Starting a cyber improvement plan can seem a daunting prospect for an IT manager. There will be a range of competing pressures, from legacy IT constraints to the need to contain the risks inherent in the new technologies frequently demanded by digital transformation programmes.
There may also be challenges in terms of justifying increasing spend in cyber insurance and protection. Many IT leaders feel trapped in a conundrum of not wanting to be a barrier to the organisation taking advantage of new technology, worrying that unless the cyber risks are understood and managed, they could have disastrous consequences and IT security competence would be called into question.

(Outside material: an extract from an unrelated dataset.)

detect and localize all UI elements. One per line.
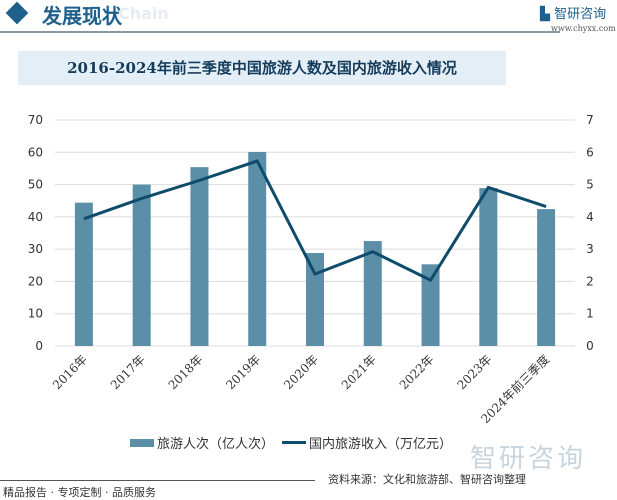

But it need not feel lonely for the CIO or Head of IT. Everyone has an interest in good cyber protection and, as previous reports in this series have indicated, the responsibility for striking the balance between cyber protection measures and technology opportunities lies as much with service management as it does with IT.
It is essential therefore, for the IT leader in a council to help business colleagues to understand cyber risks and how responsibilities for their management can be identified and assigned. This is the starting point for justifying where investments and changes might be needed in the face of a changing landscape of IT threats.
This is best achieved with a positive stance on cyber as an opportunity to enable digital change, rather than as a threat or barrier to IT innovation, because of the perceived risk. It also requires IT leaders to be able to communicate technology risks and opportunity in terms that business colleagues outside IT can understand and support.